Mountains do not rise without earthquakes. I find this statement powerful. It stopped me mid-scroll on Instagram, I had to re-read this quote over and over. These words really speak to me. Think about it, they do not rise without some potential catastrophic event happening to make them rise.
Grief is like earthquakes and strength is like mountains. I sure know a lot about mountains, rising from the depth of the crumbling earth below. It also speaks to me because, I really truly care about finding out what dark people have conquered. I'm not the kind of person who enjoys small talk, in fact, I despise it. It makes me anxious and I rather have my teeth pulled than have to participate in small talk. However, I do it because society makes me, but I do not enjoy it. I much rather sit down with someone for a few hours and hear about who they are, how they got to where they are and what they overcome. I want to hear about the dark times and the light times. I want to hear about their strengths and weaknesses. I want to know what makes their heart happy, what makes them jump for joy, what brings them to their knees.

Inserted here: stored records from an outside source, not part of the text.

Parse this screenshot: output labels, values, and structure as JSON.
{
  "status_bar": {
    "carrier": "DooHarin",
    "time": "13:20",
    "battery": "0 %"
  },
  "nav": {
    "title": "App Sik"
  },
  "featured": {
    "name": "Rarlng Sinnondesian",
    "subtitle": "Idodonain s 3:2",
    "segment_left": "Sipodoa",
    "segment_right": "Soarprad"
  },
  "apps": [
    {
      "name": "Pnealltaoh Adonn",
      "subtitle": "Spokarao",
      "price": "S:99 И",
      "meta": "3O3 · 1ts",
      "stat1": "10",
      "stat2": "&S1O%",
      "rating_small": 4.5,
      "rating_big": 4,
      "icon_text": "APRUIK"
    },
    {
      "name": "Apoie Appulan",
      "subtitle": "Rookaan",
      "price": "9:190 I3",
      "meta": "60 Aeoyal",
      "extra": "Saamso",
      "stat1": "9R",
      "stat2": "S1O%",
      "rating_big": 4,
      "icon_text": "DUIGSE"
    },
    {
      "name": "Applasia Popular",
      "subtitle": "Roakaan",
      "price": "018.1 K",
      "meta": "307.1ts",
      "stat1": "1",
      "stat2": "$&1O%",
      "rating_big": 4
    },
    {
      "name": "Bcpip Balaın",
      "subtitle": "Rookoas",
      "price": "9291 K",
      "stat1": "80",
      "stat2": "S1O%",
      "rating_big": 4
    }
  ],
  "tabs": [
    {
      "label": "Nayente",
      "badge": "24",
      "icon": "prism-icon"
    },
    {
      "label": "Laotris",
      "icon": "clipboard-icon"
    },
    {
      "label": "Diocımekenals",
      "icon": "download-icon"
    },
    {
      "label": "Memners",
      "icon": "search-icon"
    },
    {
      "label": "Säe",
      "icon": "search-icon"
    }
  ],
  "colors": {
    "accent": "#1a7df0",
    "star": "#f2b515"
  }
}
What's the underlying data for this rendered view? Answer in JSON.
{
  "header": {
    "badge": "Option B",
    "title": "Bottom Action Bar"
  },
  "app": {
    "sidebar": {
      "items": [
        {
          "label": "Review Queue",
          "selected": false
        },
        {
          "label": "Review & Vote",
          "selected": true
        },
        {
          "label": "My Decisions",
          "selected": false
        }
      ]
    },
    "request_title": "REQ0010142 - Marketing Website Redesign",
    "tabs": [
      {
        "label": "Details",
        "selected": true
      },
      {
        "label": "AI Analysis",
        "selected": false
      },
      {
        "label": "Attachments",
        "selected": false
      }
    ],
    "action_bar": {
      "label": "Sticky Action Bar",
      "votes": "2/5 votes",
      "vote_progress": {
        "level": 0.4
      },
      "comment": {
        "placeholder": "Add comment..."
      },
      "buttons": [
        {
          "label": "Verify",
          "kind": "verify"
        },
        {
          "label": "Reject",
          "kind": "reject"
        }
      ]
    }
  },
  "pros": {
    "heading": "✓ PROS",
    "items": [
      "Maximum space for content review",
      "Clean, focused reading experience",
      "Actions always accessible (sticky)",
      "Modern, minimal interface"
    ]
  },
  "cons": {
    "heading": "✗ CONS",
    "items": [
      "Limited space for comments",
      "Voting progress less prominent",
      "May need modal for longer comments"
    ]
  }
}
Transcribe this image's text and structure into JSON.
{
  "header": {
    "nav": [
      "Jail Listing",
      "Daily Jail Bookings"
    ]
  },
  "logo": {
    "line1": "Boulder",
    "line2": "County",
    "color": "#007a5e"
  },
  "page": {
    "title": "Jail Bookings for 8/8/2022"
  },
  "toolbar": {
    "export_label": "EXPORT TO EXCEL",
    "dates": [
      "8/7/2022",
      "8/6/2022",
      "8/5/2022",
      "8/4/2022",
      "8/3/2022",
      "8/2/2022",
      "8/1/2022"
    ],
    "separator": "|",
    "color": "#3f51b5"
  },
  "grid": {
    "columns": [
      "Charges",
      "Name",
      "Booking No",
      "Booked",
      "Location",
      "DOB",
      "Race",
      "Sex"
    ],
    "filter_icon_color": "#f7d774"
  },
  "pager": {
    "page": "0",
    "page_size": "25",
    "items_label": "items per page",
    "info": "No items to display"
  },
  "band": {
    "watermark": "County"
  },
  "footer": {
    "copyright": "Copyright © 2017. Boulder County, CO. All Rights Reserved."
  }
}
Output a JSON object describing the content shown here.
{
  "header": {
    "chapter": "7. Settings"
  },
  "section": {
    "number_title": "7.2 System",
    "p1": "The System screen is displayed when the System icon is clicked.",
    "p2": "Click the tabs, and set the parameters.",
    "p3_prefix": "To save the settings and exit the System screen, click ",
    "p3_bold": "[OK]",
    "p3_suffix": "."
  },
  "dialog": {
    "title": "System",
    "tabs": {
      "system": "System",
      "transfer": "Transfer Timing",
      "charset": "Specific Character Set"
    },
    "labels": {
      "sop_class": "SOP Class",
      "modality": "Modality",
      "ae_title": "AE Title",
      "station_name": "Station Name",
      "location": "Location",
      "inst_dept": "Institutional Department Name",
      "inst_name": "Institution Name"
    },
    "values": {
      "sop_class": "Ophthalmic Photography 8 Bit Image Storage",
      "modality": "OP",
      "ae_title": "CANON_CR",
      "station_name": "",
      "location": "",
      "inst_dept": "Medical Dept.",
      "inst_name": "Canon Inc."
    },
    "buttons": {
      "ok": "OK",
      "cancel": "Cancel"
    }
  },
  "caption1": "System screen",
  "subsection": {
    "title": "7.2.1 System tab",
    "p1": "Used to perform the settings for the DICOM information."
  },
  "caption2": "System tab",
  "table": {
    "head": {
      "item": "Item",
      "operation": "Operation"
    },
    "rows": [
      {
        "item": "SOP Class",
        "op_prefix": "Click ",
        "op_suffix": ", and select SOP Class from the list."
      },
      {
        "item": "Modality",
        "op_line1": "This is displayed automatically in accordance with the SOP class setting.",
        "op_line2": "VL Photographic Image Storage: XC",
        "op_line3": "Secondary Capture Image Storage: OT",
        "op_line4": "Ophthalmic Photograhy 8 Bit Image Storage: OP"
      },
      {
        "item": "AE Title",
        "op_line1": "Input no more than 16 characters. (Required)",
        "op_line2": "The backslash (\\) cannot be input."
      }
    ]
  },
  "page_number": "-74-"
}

I myself have conquered dark, on more than one occasion. In fact, I am in the midst of another dark storm, the earth is shaking and mountains are rising. I wholeheartedly contribute my current ability to raise mountains to my past dark. When Ty died, I made mountains rise, I fought through the pain, through the darkness and made some small peaks. When Jacob died, I did the same except my peaks grew. They grew so big and my mountains are so high that these current earthquakes, I can handle them. Maybe not perfectly at the moment, but mind, body and soul can only take so much. The thing I notice the most is exhaustion. The level of exhaustion is painstaking. It doesn't stop me, nothing ever has. Nothing ever will. I have a fierce motivation to keep going, move on, become a better version, learn, inspire, live, More importantly, giving Bee the life she deserves.
I don't know what dark I have to go through, that's the thing with life. That's what makes it unpredictable and challenging. But at the same time, it gives you the opportunity to grow. It's not always easy, don't get me wrong, but it makes life more enriching. The thing about mountains is, they aren't made in a day. It takes weeks, months, years to form. The same applies to life. The same applies to a person. You cant expect to make mountains without putting in some time. Grueling, exhausting, emotional time. Conquering the dark, finding the strength in the weak times, it makes a person. I know it's made me. It continues to make me.
The darkness I have conquered was burying my first two children, Ty and Jacob. 11 months between their deaths. It is the difficult divorce I am going through. Trauma times 3. Many dark time but many mountains. What darkness have you conquered or are you conquering?